Para amenizar el ascenso, Luis Castillo va relatando la historia de la mina y de la región, siempre agregando diversas anécdotas y realizando continuas pausas para admirar el paisaje y descansar, él asegura que “uno de los principales atractivos de la ruta es la vista”. Sin embargo, lo central es la mina de cuarzo.
El lugar puede ser asemejado con estar dentro del cráter de un volcán donde las paredes están recubiertas de este material que brilla ante los rayos de sol que entran por la parte superior y que los turistas pueden recoger con sus propias manos “la idea es que ellos mismos puedan sacar un pedazo de cuarzo y llevarlo de recuerdo”.
MUSEO MINERALÓGICO. La Serena cuenta con uno de los patrimonios mineralógicos más importantes del país presentado en dicho museo, administrado por la Universidad de La Serena.
Ignacio Domeyko fue el precursor de la enseñanza minera en Chile, en 1846 creó su colección mineralógica que abarca unas 2.200 muestras las que gracias al ex Presidente Gabriel González Videla, pasaron a formar parte del museo de la Escuela de Minas de la ULS. Cuya exhibición se compone principalmente de donaciones de propietarios de minas.
Las primeras mineras en contribuir con el patrimonio del museo fueron Chañarcillo, en plata y Carrizal, La Higuera, El Brillador, Tamaya, y posteriormente, El Teniente y Chuquicamata, en cobre. Ivonne Flores, ingeniera en mina y académica de la universidad, comentó que “este museo es histórico, tiene piezas de yacimientos que ya están agotados”, como la colección de Mina El Indio, que se adquirió en 1985 y es única entre las universidades del norte.
Entre las donaciones con que cuenta el museo están las réplicas de diamantes famosos y de cristales minerales regalados por la Sociedad Nacional de Minería en 1883, la Colección Krantz de muestras de rocas y las que realizan los profesionales egresados de la casa de estudios.
Uno de los grandes atractivos del museo son los meteoritos “son lo que más llama la atención, especialmente a los alumnos de Enseñanza Básica y Media que nunca han visto uno” destacó Ivonne Flores, agregando, además, que a los colegios se les hace una clase introductoria de minería, incluyendo los yacimientos y principales recursos mineros de la región. Sin embargo, los escolares no son los únicos que vienen a visitar este recinto “el museo siempre se ha caracterizado porque vienen visitas del país y de todas partes del mundo, no sólo estudiantes” manifestó Flores.

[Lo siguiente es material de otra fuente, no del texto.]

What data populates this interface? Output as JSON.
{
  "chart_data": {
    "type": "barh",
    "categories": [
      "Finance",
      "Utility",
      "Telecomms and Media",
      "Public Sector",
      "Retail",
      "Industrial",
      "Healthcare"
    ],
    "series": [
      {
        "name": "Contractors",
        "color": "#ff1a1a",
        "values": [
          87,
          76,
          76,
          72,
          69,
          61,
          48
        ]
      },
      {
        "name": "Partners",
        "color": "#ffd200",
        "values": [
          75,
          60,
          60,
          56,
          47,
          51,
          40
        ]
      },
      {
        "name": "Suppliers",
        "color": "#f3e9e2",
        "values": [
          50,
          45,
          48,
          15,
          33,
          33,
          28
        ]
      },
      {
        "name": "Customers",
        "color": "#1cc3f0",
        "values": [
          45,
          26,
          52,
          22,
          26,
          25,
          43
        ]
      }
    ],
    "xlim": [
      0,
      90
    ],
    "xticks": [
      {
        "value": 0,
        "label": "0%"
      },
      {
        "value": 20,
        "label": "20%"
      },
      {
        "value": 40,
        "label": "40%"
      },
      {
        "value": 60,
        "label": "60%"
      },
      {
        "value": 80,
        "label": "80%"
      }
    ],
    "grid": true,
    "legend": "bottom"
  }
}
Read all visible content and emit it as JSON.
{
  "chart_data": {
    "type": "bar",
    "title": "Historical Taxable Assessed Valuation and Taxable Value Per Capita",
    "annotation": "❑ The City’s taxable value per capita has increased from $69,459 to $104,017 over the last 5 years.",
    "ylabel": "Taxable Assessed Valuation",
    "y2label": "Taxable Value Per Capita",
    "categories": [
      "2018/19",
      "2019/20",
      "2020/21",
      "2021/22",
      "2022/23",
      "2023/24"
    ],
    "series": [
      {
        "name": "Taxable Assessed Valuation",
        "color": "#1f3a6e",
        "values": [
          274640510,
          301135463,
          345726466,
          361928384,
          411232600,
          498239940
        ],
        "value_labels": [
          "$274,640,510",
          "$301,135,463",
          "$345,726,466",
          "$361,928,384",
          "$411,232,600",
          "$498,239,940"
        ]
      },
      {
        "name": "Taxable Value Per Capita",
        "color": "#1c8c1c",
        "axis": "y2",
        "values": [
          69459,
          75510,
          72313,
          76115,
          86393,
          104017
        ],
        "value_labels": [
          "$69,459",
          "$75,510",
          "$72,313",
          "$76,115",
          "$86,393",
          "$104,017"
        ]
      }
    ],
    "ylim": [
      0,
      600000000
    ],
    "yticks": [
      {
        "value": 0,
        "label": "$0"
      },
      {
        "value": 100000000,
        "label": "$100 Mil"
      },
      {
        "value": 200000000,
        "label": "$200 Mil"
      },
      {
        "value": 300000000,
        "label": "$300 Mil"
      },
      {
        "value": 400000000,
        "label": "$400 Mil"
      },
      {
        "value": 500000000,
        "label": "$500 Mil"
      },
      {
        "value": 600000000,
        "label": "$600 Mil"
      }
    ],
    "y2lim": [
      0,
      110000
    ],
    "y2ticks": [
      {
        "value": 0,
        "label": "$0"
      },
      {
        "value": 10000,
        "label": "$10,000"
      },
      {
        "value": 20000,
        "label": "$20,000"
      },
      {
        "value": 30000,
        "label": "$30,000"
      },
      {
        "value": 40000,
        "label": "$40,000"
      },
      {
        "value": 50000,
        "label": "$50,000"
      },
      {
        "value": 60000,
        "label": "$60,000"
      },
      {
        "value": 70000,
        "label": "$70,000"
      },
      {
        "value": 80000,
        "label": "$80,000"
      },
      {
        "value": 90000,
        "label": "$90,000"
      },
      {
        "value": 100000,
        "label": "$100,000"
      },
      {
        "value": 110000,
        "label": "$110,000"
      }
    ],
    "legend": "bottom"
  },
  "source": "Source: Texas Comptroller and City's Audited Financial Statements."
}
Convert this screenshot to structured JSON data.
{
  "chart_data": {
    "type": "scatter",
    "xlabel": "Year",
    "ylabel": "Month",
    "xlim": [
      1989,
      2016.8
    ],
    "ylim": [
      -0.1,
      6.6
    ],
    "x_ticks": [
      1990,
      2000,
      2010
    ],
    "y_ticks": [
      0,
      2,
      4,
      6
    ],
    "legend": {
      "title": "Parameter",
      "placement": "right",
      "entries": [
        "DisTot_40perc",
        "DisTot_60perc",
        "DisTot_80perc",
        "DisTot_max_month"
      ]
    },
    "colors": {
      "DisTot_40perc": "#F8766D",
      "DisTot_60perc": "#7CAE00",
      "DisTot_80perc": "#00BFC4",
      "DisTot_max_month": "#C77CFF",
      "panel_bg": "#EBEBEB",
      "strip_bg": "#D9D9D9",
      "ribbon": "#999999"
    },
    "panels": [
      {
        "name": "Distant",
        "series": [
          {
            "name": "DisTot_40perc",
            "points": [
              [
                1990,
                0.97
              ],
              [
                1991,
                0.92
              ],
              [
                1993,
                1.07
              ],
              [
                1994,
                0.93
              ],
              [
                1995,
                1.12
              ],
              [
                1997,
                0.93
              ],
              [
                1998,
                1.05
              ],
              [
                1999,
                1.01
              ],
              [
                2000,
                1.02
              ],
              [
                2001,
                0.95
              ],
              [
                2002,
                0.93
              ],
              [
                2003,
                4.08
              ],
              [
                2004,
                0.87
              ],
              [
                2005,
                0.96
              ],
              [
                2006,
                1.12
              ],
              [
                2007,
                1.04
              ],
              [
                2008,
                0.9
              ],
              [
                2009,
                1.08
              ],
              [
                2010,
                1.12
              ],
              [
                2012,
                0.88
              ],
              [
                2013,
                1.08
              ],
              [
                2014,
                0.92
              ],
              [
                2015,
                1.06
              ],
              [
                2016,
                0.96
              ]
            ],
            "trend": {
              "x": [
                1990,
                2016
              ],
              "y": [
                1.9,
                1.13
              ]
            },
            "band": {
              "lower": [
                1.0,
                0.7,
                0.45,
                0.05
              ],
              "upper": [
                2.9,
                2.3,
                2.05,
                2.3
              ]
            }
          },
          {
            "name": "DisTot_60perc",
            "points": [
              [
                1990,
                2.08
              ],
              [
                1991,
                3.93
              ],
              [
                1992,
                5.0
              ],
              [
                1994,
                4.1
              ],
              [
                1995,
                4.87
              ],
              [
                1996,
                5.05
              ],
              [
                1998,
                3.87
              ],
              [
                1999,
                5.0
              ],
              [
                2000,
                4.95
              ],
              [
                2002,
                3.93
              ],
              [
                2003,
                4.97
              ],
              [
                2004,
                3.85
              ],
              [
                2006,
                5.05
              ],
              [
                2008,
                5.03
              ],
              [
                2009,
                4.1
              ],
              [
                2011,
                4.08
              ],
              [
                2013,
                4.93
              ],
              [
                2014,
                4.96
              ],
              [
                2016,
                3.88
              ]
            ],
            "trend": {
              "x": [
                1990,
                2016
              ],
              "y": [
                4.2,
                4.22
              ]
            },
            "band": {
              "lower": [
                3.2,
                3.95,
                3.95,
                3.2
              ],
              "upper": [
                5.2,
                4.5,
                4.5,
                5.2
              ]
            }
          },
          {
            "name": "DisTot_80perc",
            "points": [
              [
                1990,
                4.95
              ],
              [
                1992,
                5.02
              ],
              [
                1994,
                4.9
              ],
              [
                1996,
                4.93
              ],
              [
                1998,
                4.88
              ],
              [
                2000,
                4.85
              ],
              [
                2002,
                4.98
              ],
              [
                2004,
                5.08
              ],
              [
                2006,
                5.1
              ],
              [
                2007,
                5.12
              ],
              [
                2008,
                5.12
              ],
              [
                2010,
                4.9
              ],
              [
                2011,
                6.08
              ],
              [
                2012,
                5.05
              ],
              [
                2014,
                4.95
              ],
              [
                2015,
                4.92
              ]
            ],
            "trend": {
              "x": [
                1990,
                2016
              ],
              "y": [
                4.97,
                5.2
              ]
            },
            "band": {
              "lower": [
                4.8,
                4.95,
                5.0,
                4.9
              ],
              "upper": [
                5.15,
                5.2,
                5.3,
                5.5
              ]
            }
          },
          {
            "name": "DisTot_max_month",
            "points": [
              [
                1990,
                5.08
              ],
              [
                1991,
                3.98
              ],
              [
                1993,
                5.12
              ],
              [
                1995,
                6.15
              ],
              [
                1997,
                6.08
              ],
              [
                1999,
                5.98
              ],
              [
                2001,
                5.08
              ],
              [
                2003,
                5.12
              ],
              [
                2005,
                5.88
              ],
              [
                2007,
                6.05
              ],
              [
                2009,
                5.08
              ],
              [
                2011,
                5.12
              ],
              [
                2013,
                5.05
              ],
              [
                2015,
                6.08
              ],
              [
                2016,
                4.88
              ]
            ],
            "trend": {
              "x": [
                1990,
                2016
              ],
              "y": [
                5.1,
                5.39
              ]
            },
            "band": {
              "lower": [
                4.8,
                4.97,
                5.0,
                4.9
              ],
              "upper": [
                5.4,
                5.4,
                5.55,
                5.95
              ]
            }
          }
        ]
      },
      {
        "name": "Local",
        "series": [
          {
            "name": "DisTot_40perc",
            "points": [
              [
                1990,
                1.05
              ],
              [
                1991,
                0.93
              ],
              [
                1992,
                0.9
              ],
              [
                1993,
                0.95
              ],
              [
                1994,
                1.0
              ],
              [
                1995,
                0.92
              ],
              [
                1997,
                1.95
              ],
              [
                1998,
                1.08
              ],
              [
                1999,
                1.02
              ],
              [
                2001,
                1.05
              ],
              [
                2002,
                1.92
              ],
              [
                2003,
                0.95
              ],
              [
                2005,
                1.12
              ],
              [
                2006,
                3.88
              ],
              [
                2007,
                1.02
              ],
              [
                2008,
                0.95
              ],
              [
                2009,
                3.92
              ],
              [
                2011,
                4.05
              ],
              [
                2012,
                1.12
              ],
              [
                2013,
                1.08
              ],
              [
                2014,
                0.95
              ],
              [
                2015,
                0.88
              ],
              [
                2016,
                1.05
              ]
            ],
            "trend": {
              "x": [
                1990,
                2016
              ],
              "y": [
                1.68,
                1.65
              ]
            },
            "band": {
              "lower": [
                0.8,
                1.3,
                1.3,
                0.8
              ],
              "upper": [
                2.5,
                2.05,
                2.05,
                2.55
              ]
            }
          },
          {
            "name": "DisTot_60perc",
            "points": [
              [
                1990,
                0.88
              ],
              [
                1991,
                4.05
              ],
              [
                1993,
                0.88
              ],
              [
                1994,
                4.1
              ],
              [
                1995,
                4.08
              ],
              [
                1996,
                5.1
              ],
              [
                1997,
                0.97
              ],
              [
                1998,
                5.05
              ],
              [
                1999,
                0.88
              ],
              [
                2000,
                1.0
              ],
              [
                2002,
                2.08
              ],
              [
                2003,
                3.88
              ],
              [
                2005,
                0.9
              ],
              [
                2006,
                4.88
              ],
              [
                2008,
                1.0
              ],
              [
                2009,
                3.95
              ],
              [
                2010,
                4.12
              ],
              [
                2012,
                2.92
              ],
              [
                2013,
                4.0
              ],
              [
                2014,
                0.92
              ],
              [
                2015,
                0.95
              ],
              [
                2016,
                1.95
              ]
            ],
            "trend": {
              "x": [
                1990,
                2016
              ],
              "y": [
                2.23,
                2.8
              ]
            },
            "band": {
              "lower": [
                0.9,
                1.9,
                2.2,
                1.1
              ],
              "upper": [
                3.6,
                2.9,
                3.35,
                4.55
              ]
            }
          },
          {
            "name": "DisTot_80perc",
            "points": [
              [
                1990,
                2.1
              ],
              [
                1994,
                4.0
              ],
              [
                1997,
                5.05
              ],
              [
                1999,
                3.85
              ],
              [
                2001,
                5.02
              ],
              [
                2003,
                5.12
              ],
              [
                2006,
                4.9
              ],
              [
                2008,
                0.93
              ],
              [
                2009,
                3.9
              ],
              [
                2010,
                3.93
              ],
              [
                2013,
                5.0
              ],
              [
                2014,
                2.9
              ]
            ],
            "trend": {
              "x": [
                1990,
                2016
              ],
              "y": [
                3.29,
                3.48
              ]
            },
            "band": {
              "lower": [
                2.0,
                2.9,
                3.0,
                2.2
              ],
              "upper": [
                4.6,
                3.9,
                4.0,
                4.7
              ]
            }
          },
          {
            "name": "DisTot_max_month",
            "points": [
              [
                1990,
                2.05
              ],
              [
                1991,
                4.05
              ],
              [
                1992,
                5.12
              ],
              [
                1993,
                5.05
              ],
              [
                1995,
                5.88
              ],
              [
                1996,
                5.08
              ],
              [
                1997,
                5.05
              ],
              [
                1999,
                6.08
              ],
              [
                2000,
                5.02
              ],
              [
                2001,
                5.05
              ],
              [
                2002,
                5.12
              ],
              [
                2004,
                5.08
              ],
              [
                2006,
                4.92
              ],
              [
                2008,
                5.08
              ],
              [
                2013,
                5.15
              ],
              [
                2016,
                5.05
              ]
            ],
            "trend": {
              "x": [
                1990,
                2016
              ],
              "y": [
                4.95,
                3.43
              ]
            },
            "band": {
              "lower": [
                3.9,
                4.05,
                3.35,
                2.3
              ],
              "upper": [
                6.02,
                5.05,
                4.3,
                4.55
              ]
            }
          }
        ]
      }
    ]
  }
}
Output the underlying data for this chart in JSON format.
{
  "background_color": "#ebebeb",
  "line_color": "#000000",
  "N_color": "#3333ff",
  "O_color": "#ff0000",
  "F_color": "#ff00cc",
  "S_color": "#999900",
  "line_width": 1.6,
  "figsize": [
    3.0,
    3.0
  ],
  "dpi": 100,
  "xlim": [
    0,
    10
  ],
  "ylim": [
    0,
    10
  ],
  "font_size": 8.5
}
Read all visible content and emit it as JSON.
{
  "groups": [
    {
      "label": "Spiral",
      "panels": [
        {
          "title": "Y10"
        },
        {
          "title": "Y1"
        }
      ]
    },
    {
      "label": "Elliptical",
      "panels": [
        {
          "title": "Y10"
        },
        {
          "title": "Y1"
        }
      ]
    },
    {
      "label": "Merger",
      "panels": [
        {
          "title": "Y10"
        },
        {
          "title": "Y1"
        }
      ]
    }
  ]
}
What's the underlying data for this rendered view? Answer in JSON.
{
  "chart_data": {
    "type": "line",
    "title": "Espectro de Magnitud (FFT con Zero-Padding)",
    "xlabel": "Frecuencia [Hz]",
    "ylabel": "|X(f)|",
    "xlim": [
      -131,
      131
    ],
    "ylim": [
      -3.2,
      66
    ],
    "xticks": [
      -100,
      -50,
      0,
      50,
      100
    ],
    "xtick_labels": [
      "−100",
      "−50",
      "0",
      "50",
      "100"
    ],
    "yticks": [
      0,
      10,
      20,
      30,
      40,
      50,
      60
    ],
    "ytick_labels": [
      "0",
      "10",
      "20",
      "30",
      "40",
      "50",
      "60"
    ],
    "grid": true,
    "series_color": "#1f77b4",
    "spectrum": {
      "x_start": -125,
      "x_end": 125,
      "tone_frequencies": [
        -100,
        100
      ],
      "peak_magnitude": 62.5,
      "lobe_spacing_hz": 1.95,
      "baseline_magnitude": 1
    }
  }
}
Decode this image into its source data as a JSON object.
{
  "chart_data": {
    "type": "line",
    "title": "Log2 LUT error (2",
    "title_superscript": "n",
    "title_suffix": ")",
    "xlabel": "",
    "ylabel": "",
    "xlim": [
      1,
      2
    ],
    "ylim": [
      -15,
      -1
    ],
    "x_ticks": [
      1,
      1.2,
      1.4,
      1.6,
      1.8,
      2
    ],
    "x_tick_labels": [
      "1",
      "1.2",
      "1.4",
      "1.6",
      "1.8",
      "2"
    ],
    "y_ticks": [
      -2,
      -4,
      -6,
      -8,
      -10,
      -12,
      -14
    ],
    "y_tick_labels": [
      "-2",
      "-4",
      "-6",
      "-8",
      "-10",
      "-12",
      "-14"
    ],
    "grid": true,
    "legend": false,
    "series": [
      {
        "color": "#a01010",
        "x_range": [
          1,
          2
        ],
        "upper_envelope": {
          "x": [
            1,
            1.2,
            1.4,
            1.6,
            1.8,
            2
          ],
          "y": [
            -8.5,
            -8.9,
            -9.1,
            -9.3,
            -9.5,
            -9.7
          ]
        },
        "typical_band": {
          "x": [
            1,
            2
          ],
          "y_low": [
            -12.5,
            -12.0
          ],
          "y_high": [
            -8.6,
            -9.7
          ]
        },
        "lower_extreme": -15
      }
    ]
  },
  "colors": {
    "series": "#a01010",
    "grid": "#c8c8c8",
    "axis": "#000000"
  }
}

UNA PORCIÓN DEL UNIVERSO A SU ALCANCE
•••El Museo Mineralógico Ignacio Domeyko tiene un área de exhibición especialmente dedicada a los meteoritos. Estos objetos extraterrestres caen a la Tierra tras ser atraídos por su fuerza gravitacional y se les denomina según el lugar geográfico donde hayan sido encontrados.
En la imagen se observa uno de los meteoritos más destacados del museo, el de “Vaca Muerta”, llamado así porque fue hallado en el sector del desierto de Atacama en 1861.